The Color Purple.
"Time moves slowly, but passes quickly": The Color Purple; Inscribed by Alice Walker
The Color Purple.
WALKER, Alice .
Item Number: 144309
New York: Harcourt Brace Jovanovich, 1982.
First edition, early printing of Walker’s third novel, in which she became the first African-American woman to win a Pulitzer Prize. Octavo, original half cloth. Presentation copy, inscribed by the author on the half-title page, “To Lois, in peace and joy! Alice Walker June 2006.” Fine in a near fine dust jacket. Jacket design by Judith Kazdym Leeds.

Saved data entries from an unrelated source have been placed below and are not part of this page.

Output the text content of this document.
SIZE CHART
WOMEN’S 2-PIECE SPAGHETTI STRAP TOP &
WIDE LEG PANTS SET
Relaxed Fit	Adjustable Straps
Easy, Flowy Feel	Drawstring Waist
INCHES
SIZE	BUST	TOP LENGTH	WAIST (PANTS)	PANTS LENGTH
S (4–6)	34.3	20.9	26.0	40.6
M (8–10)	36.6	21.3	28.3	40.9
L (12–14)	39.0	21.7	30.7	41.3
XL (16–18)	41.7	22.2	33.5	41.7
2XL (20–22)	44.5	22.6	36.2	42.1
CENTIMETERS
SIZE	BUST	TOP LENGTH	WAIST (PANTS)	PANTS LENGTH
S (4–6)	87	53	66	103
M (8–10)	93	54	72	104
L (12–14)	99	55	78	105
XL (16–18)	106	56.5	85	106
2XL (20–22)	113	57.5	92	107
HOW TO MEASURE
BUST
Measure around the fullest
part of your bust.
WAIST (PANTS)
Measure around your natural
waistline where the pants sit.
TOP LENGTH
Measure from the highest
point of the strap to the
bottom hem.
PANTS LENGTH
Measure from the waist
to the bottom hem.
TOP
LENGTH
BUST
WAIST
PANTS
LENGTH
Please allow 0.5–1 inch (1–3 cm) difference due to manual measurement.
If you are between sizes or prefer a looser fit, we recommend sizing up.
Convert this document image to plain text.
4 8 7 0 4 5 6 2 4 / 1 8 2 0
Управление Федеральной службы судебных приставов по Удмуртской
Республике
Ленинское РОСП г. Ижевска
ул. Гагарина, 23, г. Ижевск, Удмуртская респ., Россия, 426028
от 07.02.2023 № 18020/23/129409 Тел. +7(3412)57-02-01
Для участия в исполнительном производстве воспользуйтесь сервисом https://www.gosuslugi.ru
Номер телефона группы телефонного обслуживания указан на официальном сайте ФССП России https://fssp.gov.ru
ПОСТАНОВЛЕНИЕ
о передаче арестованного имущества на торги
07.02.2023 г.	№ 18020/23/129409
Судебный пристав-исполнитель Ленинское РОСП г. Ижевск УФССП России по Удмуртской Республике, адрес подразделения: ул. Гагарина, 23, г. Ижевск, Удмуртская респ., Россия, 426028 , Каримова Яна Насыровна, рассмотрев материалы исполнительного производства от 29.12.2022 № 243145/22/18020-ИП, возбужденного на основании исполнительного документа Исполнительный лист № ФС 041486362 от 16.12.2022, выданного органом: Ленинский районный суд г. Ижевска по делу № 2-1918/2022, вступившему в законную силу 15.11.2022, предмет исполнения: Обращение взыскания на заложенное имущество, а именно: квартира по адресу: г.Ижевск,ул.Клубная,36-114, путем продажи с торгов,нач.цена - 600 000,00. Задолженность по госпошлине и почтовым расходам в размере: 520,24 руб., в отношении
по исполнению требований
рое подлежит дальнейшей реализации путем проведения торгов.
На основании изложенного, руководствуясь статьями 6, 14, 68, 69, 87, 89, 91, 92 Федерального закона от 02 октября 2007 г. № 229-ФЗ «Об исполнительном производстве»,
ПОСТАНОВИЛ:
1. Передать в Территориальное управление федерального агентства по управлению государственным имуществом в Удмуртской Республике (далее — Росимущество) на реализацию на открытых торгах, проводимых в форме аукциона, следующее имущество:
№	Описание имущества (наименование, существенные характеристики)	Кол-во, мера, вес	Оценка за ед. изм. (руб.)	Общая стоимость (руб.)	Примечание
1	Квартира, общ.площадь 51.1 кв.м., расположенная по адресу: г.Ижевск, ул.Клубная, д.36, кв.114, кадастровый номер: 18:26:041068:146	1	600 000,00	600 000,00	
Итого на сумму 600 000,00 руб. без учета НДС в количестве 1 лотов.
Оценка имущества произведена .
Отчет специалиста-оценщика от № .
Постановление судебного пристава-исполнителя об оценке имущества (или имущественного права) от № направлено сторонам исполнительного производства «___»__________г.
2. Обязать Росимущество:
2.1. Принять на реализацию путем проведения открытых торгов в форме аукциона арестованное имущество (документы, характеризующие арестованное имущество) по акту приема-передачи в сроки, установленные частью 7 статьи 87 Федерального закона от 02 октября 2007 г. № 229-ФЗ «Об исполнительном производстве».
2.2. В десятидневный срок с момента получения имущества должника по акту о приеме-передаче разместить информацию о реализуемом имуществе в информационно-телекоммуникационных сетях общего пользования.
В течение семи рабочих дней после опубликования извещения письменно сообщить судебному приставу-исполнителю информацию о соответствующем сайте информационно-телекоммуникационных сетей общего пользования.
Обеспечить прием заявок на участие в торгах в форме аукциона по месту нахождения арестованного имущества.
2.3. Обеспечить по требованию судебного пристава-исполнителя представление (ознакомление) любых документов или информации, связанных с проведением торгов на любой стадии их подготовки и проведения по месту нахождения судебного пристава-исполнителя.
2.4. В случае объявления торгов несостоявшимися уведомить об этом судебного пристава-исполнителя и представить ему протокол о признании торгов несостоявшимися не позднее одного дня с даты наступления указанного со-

Her third novel, The Color Purple won Alice Walker the 1983 Pulitzer Prize, making her the first African-American woman to win one. "While Walker's first two novels end in the promise of good, The Color Purple ends in happiness, reunion and celebration. Walker has said that she took her great-grandmother's life, which included rape and childbearing at age 11, and gave it a happy ending. Once again she had begun with one of her ancestors' stories, completing and transmuting it through her art" (African American Writers, 351). "Critics have both praised and attacked Walker's use of black folk English to capture [protagonist] Celie's perspective. Walker responded, 'Language is an intrinsic part of who we are and what has, for good or evil, happened to us. And, amazingly, it has sustained us more securely than the arms of angels'" (New York Public Library, Books of the Century, 135). It is the basis for the 1985 Steven Spielberg film starring Whoopi Goldberg, Danny Glover, Desreta Jackson, Margaret Avery, Oprah Winfrey (in her film debut), Rae Dawn Chong, Willard Pugh, and Adolph Caesar in one of his final film roles. Roger Ebert of the Chicago Sun-Times awarded the film four stars, calling it "the year's best film."